Always in real estate the news is good for someone, and that someone is any buyer. Bets are on that the Fed will lower short-term interest rates by about a point as its Halloween treat. Mortgage interest rates are tied to mortgage-backed securities, long-term rates that may fall significantly by the end of the year.

Interestingly, condominium and coop sales fell more slowly (4.3 percent) than detached single-family home sales (8.6 percent). The median condo was up 1.4 percent in price ($221,700) from a year ago, while the median single-family home dropped 4.9 percent to $210,200.

That could mean that absorption is starting to pick up in the non-owner occupied investment and second home category.
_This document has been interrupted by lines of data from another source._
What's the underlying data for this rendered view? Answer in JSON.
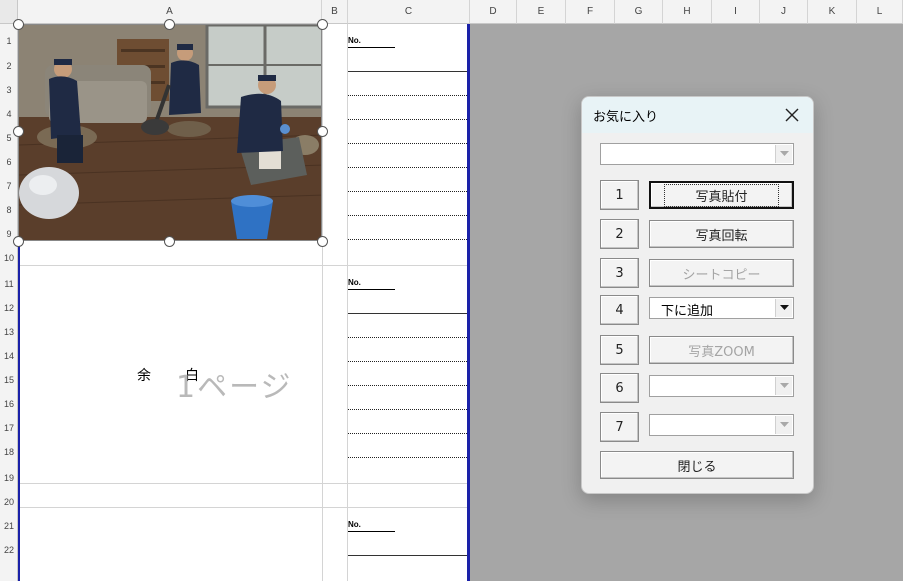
{
  "sheet": {
    "column_headers": [
      "A",
      "B",
      "C",
      "D",
      "E",
      "F",
      "G",
      "H",
      "I",
      "J",
      "K",
      "L"
    ],
    "row_headers": [
      "1",
      "2",
      "3",
      "4",
      "5",
      "6",
      "7",
      "8",
      "9",
      "10",
      "11",
      "12",
      "13",
      "14",
      "15",
      "16",
      "17",
      "18",
      "19",
      "20",
      "21",
      "22"
    ],
    "no_label": "No.",
    "margin_chars": [
      "余",
      "白"
    ],
    "page_text": "1ページ"
  },
  "dialog": {
    "title": "お気に入り",
    "close_icon": "close-icon",
    "top_combo_value": "",
    "rows": [
      {
        "num": "1",
        "label": "写真貼付",
        "kind": "button",
        "focused": true,
        "enabled": true
      },
      {
        "num": "2",
        "label": "写真回転",
        "kind": "button",
        "enabled": true
      },
      {
        "num": "3",
        "label": "シートコピー",
        "kind": "button",
        "enabled": false
      },
      {
        "num": "4",
        "label": "下に追加",
        "kind": "combo",
        "enabled": true
      },
      {
        "num": "5",
        "label": "写真ZOOM",
        "kind": "button",
        "enabled": false
      },
      {
        "num": "6",
        "label": "",
        "kind": "combo",
        "enabled": false
      },
      {
        "num": "7",
        "label": "",
        "kind": "combo",
        "enabled": false
      }
    ],
    "close_label": "閉じる"
  },
  "colors": {
    "page_border": "#1a21a8",
    "dialog_titlebar": "#e8f3f6",
    "sheet_background": "#a6a6a6"
  }
}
The news was worse in California, which is helping to weigh down the national numbres. Approximately one out of ten U.S. homeowners lives in California, so sales of homes decreasing 38.9 percent in September year-over-year is significant. The California Association of Realtors also reported that home prices declined (4.7 percent) at the largest month-to-month rate on record.

Explained C.A.R. President Colleen Badagliacco, "California’s sales fell more steeply than those of the U.S. as a whole because of its heavy reliance on jumbo loans -- those above the conforming loan limit of $417,000,” she said.